La polizia, allarmata da migliaia di giovani inferociti a causa dell’uccisione di un cittadino russo in una rissa con persone di origine caucasica lo scorso 5 dicembre e la conseguente ritorsione russa contro caucasici giorni dopo, avrebbe intercettato conversazioni telefoniche volte all’organizzazione di un’altra manifestazione davanti al centro commerciale.

Centinaia di giovani russi e caucasici si erano dati appuntamento per la resa dei conti nei pressi del centro commerciale Yevropeiski. Alcuni urlavano “la Russia ai russi” e “Mosca ai moscoviti”. La polizia ha tenuto in custodia qualsiasi sospetto in attesa di caricarlo sugli autobus delle forze dell’ordine. “La situazione a Mosca è sotto il controllo delle forze dell’ordine, non c’è alcuna ragione di sentirsi minacciati”, ha dichiarato il portavoce Viktor Biryukov a Interfax.

Ma la tensione non è diminuita neanche in tarda serata. Molti altri giovani rimanevamo fermi nel loro proposito di andare allo scontro. Un giornalista del Moscow Times ha intercettato, nei pressi della stazione metro Noviye Cheryomushki, un gruppo di ragazzini russi tra i 14 e i 15 anni che bevevano alcolici e discutevano sul modo migliore di attaccare i caucasici. “È ora di trovare qualche […] da bastonare - diceva uno-, ma la cosa più importante è essere sicuri che non ci siano sbirri in giro”.

Poco prima delle 6 del pomeriggio, un altro focolaio si è acceso sulla Smolenskaya Naberezhnaya, vicino al centro commerciale Yevropeisky, a causa di un gruppo di ultranazionalisti armati di mazze da baseball e spranghe di ferro che ha preso di mira un giovane caucasico. Secondo Interfax almeno cinque persone sono rimaste ferite.

La polizia in assetto antisommossa stava presidiando anche piazza Manezh, dove stazionavano circa 5.500 tifosi e nazionalisti furibondi per l’uccisione del tifoso Yegor Sviridov, 28 anni. I manifestanti, a un certo punto, hanno attaccato violentemente un gruppo di caucasici lì per caso.

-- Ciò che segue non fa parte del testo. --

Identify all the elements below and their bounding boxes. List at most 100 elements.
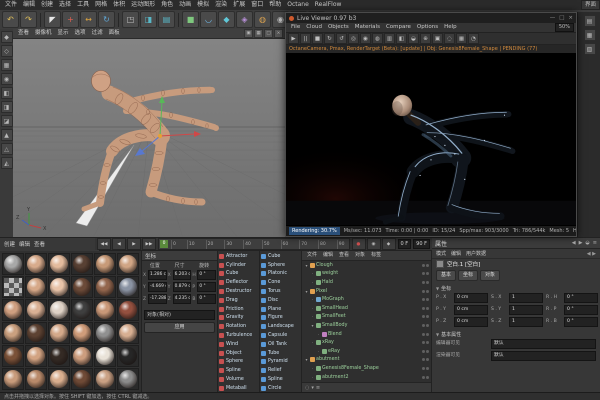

Il sindaco Sergei Sobyanin aveva garantito il più severo trattamento per chiunque avesse tentato di inscenare nuovamente manifestazioni violente. Il presidente Dmitry Medvedev aveva ordinato alle forze dell’ordine di punire i responsabili assicurando via Twitter lo stato di allerta delle autorità.

Ma nelle ore successive ai tafferugli, è apparso un messaggio online che reclamava vendetta, probabilmente a opera di un blogger di etnia caucasica. “Vi invito alle armi se potete senza paura e senza nascondervi dentro casa”, recitava il post. “Decideremo le prossime mosse sul posto”, la conclusione.

La chiamata alle armi, che i bloggers hanno confessato provenire dal social network VKontakte.ru, anche se censurata il giorno stesso, è stata ripubblicata più di 3.000 volte. La polizia aveva sottovalutato il messaggio credendo che fosse una provocazione degli ultranazionalisti; molti giovani invece, lo avevano preso sul serio.

Alla fine, la polizia ha fermato almeno 800 persone, incluse le 400 che si trovavano vicino al centro commerciale Yevropeisky, stando alle dichiarazioni del portavoce Biryukov che ha aggiunto che molti dei trattenuti erano caucasici e armati. Altre fonti affermano che il numero dei trattenuti arrivasse a 1.200.

L’associazione di tifosi All-Russian aveva chiesto ai gruppi di non prendere parte alle proteste “perché - come ha dichiarato il presidente Alexander Shprygin a Interfax -, avrebbero potuto avere un effetto negativo sulla comunità dei tifosi”.

Nello stesso tempo, riporta Ria-Novosti citando un funzionario di alto rango, i servizi di sicurezza scandagliavano il web allo scopo di risalire all’indirizzo Ip dei bloggers che avevano scritto messaggi estremisti reazionari.